About Sherlock AI

What Sherlock AI is, how it analyzes repositories in context, and what teams use it for during development and pre-launch review.

Sherlock AI is an auditor-grade AI security system for onchain code. Teams use it during development and pre-launch review to surface exploit paths earlier, tighten assumptions, and produce fix-ready findings while code is still changing.

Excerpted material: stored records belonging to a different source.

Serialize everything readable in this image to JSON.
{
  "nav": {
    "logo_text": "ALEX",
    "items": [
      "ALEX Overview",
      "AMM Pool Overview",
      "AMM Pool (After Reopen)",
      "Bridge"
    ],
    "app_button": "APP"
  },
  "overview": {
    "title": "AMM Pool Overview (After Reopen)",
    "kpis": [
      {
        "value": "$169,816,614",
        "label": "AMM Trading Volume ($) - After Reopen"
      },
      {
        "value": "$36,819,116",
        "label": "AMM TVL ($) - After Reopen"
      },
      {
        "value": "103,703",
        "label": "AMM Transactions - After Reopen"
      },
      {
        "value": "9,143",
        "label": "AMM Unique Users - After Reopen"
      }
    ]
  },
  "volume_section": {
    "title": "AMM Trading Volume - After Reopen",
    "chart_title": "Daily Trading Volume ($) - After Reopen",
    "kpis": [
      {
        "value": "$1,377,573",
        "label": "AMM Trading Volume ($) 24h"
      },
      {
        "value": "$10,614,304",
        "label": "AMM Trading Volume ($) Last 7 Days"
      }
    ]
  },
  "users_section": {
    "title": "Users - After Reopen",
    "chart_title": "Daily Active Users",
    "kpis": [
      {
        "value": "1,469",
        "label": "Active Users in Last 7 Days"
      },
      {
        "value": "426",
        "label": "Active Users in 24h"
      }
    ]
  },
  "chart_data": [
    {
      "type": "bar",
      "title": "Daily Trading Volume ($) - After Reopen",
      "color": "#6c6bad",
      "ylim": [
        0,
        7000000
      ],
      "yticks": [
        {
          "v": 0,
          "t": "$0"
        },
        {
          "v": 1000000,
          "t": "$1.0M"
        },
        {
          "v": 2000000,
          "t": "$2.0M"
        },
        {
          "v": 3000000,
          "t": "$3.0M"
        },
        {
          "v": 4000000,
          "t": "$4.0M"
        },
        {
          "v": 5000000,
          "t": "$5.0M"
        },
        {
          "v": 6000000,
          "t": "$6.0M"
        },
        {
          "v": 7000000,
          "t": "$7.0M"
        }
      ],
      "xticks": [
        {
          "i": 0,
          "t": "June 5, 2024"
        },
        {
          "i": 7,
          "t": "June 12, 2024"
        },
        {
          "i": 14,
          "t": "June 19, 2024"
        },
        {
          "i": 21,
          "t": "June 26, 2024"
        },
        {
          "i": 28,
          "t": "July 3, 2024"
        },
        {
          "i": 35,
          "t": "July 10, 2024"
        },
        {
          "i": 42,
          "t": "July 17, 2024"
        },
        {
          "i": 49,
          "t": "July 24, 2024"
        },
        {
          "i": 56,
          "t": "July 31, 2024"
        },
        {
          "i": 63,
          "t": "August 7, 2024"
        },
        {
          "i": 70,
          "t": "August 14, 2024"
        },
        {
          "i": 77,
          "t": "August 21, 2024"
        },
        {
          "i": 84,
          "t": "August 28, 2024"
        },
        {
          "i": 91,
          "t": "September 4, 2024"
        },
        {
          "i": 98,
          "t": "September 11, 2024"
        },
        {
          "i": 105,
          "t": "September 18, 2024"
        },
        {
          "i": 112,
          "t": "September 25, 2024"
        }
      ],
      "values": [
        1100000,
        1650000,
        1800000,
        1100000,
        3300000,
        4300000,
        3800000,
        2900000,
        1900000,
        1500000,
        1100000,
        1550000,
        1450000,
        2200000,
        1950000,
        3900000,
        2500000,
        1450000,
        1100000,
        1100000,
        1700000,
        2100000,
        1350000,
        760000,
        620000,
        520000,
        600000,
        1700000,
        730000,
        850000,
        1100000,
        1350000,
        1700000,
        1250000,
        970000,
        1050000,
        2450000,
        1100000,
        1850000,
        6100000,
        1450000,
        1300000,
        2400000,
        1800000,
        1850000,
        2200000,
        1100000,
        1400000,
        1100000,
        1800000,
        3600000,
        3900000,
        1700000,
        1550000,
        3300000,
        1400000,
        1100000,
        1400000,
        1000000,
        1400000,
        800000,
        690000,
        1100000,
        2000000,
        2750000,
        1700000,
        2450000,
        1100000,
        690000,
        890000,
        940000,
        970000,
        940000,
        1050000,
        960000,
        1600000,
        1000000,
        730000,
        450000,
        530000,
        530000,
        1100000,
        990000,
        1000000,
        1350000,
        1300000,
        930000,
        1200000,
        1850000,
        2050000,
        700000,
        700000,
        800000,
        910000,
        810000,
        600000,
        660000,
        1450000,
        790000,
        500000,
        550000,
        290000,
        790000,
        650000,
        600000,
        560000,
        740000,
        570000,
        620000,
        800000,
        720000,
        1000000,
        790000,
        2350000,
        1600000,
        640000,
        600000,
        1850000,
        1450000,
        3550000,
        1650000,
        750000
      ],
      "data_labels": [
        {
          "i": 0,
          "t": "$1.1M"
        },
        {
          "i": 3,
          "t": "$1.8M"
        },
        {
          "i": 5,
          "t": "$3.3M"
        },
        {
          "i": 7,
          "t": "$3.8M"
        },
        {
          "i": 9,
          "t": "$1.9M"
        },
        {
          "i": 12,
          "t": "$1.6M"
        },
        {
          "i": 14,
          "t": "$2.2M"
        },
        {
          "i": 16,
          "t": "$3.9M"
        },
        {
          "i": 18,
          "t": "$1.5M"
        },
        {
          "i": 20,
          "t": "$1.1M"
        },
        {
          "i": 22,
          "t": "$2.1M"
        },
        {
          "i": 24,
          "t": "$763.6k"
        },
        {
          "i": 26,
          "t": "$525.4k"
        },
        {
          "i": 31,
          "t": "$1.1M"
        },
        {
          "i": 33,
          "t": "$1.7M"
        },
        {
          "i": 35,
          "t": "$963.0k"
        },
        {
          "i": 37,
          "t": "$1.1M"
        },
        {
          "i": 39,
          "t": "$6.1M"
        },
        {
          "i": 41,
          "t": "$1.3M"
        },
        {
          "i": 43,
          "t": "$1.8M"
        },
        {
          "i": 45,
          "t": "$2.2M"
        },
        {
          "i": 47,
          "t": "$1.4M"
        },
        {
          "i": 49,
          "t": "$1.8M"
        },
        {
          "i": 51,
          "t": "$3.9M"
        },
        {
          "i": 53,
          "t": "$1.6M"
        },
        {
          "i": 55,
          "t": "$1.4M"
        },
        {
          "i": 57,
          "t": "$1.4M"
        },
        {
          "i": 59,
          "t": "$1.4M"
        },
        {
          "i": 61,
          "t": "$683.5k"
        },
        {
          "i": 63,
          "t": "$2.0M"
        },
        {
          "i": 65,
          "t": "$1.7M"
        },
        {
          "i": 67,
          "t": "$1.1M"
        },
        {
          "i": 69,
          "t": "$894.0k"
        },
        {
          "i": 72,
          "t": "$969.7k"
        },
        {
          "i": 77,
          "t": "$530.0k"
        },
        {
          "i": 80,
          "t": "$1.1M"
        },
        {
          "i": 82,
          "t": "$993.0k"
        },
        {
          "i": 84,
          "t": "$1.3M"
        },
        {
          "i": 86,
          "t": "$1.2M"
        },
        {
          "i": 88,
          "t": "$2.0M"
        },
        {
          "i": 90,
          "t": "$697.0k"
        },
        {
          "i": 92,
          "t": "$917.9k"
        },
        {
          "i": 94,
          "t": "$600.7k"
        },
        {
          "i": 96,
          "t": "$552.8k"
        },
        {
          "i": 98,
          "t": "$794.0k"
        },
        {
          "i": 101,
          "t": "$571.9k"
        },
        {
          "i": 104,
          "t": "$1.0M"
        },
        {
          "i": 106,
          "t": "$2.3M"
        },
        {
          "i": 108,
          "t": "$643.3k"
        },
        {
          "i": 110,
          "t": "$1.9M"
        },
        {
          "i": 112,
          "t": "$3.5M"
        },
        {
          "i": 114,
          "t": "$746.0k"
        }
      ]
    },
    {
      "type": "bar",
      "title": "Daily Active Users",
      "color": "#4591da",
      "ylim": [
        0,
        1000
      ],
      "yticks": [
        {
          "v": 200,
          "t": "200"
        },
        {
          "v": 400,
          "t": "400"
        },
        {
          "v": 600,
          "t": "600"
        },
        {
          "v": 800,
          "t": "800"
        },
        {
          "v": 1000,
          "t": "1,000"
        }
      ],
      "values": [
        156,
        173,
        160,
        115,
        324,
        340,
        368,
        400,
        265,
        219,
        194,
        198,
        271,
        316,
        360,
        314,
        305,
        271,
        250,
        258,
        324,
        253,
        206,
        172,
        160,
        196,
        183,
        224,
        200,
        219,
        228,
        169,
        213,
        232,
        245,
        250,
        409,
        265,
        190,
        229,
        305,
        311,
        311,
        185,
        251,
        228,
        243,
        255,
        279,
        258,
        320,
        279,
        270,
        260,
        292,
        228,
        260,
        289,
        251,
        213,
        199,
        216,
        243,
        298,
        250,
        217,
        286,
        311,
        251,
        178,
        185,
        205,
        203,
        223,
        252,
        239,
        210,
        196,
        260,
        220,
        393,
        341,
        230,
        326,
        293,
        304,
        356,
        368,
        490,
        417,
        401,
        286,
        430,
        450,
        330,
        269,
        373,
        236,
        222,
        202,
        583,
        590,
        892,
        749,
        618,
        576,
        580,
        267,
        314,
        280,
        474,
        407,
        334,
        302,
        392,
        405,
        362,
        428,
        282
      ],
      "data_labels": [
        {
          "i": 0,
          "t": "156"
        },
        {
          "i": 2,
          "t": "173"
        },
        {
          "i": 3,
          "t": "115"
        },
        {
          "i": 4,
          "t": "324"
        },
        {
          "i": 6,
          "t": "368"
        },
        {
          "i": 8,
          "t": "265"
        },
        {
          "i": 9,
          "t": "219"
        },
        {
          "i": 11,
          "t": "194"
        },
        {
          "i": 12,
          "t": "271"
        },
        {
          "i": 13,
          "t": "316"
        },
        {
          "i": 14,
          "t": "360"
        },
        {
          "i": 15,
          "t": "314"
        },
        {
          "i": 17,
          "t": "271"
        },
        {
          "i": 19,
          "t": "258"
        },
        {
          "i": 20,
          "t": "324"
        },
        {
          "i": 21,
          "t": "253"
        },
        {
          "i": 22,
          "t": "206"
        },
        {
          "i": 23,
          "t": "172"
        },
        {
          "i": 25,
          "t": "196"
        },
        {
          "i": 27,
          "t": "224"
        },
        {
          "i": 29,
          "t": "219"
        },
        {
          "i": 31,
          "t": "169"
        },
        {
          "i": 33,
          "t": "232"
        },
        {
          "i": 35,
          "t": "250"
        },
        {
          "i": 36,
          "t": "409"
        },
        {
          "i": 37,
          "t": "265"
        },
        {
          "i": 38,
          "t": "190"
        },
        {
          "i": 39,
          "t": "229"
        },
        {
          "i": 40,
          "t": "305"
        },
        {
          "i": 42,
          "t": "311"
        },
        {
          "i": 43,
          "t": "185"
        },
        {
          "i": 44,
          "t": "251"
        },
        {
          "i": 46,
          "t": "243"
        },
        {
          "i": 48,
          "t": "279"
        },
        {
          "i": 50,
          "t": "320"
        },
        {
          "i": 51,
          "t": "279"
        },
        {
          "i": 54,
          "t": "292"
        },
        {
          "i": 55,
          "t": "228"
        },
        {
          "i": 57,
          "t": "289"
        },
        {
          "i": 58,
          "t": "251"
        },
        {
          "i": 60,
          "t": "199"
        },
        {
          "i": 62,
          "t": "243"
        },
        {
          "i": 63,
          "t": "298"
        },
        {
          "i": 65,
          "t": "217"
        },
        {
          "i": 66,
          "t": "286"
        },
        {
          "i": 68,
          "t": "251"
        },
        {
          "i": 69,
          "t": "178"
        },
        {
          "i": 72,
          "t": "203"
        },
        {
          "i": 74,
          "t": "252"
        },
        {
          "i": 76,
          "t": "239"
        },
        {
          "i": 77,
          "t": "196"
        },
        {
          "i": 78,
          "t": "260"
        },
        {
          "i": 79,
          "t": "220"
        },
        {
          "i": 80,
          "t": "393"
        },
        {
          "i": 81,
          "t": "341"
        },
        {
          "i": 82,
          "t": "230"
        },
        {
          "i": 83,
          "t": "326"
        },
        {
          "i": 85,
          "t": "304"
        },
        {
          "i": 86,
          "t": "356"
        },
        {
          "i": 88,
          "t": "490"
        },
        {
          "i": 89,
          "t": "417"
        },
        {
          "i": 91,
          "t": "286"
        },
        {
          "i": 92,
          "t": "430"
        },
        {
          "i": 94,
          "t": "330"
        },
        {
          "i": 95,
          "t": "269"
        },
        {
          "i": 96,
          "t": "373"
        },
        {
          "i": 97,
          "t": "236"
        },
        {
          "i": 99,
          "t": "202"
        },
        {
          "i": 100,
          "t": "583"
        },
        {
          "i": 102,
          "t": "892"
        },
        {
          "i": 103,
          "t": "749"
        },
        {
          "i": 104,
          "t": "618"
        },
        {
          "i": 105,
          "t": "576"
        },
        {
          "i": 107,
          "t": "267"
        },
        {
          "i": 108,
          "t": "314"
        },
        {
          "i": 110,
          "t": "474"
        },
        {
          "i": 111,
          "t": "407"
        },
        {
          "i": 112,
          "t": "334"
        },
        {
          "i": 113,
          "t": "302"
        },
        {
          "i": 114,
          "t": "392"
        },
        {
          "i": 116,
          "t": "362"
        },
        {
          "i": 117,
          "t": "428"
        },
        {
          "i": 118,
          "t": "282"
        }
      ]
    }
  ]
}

Sherlock AI is built for real repositories, not isolated snippets. It reads the codebase in context, forms a working model of intended behavior and trust boundaries, then runs targeted analysis paths that map to common exploit surfaces (permissions, value flow, external calls, upgrades, invariants). The output is written for engineers: what breaks, how it can be abused, and what to change.

How it works

Sherlock AI runs analysis as a job-based workflow. Requests are submitted, queued, and processed asynchronously so teams can run audits without blocking on execution time, and so larger orgs can run scans across many repos with consistent tracking.

Each job moves through a deterministic, stage-based pipeline designed to reduce variance and produce structured intermediate artifacts that roll up into final findings.

A typical run follows five stages:

  1. Plan — identify scope, language, and relevant files

  2. Research — build a structured view of the codebase and generate hypotheses

  3. Validate — test and refine hypotheses against the code and context

  4. Judge — apply stricter criteria to confirm or reject findings

  5. Report — produce final issue reports and emit lifecycle events

What you get

Sherlock AI produces structured findings that are meant to be fixed, tracked, and reviewed:

  • Clear issue statements tied to concrete exploit paths

  • Supporting evidence and traceability back to the relevant code

  • Outputs that can feed into review workflows and dashboards via lifecycle events (and optional webhook-style integrations, where configured)

Where teams use it

Sherlock AI is commonly used in three moments:

  • During development, as code changes daily

  • As a readiness pass before a staffed audit or contest

  • Across many repositories for periodic security sweeps and regression checking

What to expect

Sherlock AI is designed to reduce late-stage surprises by turning “we think this might break” into a concrete, fix-ready security report while there is still time to act. It does not replace human review for high-stakes releases; it changes the baseline teams bring into that review.